Turkey Tenderloin with Cranberry Sauce (Chicken with Raspberry sauce)

Turkey Tenderloin with Cranberry Sauce (Chicken with Raspberry sauce)
Serves 6
  • 2 turkey tenderloins or cutlets (about 1 1/2 pounds total) (can use chicken)
  • 1/4 teaspoon salt, divided
  • 1/4 teaspoon freshly ground pepper
  • 2 teaspoons olive oil
  • 3/4 cup reduced-sodium chicken broth or Apple juice
  • 1 1/2 cups fresh or frozen (not thawed) cranberries (can use raspberries)
  • 1/4 cup dried cranberries (can use mix dried berries)

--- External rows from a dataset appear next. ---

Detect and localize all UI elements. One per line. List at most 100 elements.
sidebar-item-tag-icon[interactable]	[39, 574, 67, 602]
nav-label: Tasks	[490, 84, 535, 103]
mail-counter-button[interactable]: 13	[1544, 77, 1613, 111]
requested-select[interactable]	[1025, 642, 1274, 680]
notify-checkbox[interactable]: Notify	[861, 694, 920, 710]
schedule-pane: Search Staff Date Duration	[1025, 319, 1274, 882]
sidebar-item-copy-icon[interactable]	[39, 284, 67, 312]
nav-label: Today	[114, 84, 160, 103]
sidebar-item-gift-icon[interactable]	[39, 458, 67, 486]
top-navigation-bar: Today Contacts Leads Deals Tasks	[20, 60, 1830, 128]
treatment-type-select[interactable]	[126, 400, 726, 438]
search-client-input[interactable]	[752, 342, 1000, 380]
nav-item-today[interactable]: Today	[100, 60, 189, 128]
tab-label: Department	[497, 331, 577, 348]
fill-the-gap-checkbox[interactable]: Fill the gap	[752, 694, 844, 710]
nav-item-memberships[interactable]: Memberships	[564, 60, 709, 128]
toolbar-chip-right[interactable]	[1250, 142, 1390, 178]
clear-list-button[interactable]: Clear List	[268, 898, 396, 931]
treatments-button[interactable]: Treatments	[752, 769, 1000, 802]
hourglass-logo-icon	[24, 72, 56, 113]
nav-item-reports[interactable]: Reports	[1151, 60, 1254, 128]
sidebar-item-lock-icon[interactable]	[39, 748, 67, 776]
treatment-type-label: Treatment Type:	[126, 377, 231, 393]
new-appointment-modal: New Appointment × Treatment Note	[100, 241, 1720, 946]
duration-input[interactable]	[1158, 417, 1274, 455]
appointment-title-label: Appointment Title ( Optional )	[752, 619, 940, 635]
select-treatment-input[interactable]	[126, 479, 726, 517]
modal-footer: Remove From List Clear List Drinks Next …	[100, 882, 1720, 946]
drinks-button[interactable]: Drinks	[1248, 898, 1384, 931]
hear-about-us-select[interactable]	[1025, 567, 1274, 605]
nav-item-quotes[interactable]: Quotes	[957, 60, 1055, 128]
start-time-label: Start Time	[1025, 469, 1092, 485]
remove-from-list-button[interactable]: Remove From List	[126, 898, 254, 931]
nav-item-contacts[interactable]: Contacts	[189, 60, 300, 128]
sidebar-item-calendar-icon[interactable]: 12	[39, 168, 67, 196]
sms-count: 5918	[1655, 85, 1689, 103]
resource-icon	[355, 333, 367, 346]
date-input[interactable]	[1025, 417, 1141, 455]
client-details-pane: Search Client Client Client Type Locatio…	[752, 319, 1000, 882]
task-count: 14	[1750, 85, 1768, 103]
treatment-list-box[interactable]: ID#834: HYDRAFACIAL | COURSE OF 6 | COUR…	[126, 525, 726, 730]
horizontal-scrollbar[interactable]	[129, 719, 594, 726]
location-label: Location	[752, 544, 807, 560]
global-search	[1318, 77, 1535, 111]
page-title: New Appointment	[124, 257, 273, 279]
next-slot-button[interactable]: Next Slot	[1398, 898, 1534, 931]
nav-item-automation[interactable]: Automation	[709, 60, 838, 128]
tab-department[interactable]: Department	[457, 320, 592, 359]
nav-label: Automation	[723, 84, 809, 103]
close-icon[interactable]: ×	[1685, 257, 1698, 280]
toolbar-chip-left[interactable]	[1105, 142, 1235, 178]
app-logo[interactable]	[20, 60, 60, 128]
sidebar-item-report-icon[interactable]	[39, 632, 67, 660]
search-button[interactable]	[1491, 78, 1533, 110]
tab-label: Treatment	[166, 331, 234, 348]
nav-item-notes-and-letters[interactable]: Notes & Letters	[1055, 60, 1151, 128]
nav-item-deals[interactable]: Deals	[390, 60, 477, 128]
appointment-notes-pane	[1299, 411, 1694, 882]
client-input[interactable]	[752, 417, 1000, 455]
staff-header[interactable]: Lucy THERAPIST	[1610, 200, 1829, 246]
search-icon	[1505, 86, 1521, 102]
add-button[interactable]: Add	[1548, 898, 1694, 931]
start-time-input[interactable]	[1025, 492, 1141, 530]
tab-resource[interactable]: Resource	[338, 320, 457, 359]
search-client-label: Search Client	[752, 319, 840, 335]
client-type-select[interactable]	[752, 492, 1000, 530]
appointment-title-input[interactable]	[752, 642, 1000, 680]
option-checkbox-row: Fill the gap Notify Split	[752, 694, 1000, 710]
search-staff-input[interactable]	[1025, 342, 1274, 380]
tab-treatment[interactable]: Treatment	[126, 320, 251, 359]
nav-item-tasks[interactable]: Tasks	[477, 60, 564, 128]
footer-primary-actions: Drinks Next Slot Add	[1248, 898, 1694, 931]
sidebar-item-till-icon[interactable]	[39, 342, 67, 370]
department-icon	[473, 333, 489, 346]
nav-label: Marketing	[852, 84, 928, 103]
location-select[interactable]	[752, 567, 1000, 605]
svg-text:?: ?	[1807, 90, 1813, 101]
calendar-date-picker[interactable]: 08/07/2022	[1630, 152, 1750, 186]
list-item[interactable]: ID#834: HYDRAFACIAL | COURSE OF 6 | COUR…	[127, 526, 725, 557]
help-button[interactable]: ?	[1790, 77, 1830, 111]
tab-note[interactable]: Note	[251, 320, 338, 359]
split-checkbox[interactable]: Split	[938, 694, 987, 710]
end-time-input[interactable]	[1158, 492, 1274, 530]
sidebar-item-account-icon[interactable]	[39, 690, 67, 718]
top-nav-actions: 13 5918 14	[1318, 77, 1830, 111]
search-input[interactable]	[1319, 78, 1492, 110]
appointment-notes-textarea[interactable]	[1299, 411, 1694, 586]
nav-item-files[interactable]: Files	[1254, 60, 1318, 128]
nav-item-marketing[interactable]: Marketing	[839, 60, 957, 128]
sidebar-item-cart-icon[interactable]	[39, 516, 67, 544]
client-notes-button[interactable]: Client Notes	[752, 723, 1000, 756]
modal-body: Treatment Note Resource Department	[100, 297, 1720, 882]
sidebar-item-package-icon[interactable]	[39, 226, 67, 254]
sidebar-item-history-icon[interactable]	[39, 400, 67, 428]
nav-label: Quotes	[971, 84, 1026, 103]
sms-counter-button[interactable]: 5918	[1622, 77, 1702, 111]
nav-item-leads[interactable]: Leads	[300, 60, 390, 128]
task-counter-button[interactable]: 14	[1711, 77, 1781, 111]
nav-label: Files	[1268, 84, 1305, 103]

  • 2 tablespoons light brown sugar, or to taste
  • 1/4 cup Splenda with sugar or to taste
Directions:  Preheat to 450°F. Sprinkle turkey tenderloins with 1/4 teaspoon salt and pepper. Heat 2 teaspoons oil in a large skillet over medium heat. Add the turkey and cook, turning to brown all sides, about 5 minutes total. Transfer to a baking sheet. Roast until an instant-read thermometer registers 165°, 15 to 25 minutes (depending on the sizes). Meanwhile, Add broth in a medium high heat pan. Let that heat up for about a minute.  Stir in fresh and dried cranberries or raspberries and cook until most of the fresh cranberries or raspberries have broken down, 6 to 7 minutes. Stir brown sugar and splenda in; cook for 1 minute. Cover and remove from the heat. Let the turkey rest on a clean cutting board for 5 minutes. Thinly slice; serve with the sauce.